The funny thing about work itself, it was so bearable. The dreariest task was perfectly bearable. It presented challenges to overcome, the distraction provided by a sense of urgency, and the satisfaction of a task's completion — on any given day, those things made work utterly, even harmoniously bearable. What we bitched about, what we couldn't let lie, what drove us to distraction and consumed us with blind fury, was this person or that who rankled and bugged and offended angels in heaven, who wore their clothes all wrong and foisted upon us their insufferable features, who deserved from a just god nothing but scorn because they were insipid, unpoetic, mercilessly enduring, and lost to the grand gesture. And maybe so, yes, maybe so. But as we stood there, we had a hard time recalling the specific details, because everyone seemed so agreeable.

I realize these selections are a bit bleak.
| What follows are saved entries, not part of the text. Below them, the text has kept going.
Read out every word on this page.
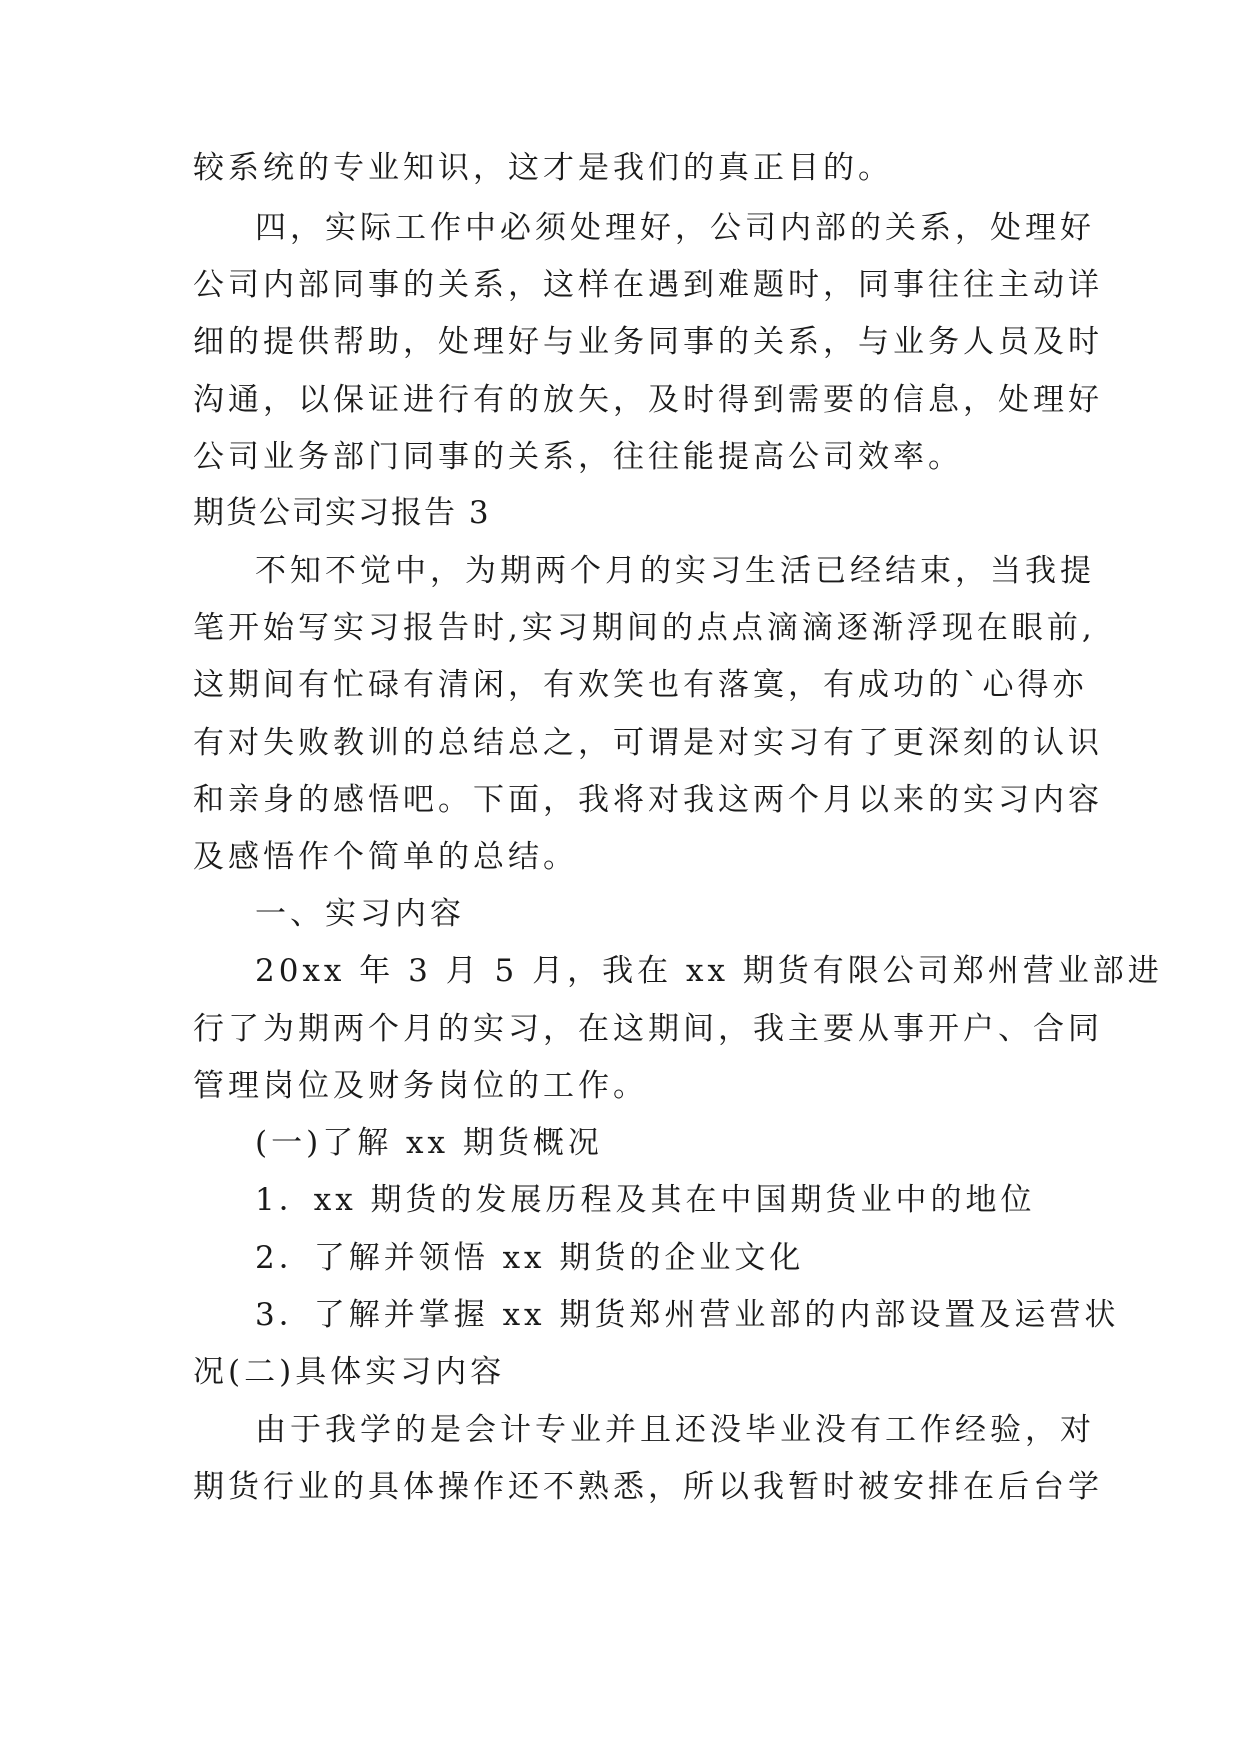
较系统的专业知识，这才是我们的真正目的。
四，实际工作中必须处理好，公司内部的关系，处理好
公司内部同事的关系，这样在遇到难题时，同事往往主动详
细的提供帮助，处理好与业务同事的关系，与业务人员及时
沟通，以保证进行有的放矢，及时得到需要的信息，处理好
公司业务部门同事的关系，往往能提高公司效率。
期货公司实习报告 3
不知不觉中，为期两个月的实习生活已经结束，当我提
笔开始写实习报告时,实习期间的点点滴滴逐渐浮现在眼前,
这期间有忙碌有清闲，有欢笑也有落寞，有成功的`心得亦
有对失败教训的总结总之，可谓是对实习有了更深刻的认识
和亲身的感悟吧。下面，我将对我这两个月以来的实习内容
及感悟作个简单的总结。
一、实习内容
20xx 年 3 月 5 月，我在 xx 期货有限公司郑州营业部进
行了为期两个月的实习，在这期间，我主要从事开户、合同
管理岗位及财务岗位的工作。
(一)了解 xx 期货概况
1．xx 期货的发展历程及其在中国期货业中的地位
2．了解并领悟 xx 期货的企业文化
3．了解并掌握 xx 期货郑州营业部的内部设置及运营状
况(二)具体实习内容
由于我学的是会计专业并且还没毕业没有工作经验，对
期货行业的具体操作还不熟悉，所以我暂时被安排在后台学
They represent the various dog eared pages still creased in my copy of Then We Came to the End. To be honest, they're editorialized selections that have some bearing on where I personally sit in life. Within the confines of a personal blog though, I allow myself the slip from accountability that a true analysis would require. Joshua Ferris, as these passages help illuminate, has created a novel not just assertive in its analysis of the office lifestyle, but on life itself. TWCTTE, in its move between all the perspectives of each of its characters, in its inclusiveness of the reader in its 'we' construction, in the way it makes one laugh out loud moments after evoking unexpected pangs of sadness, is a truly successful novel. It reminds us of ourselves.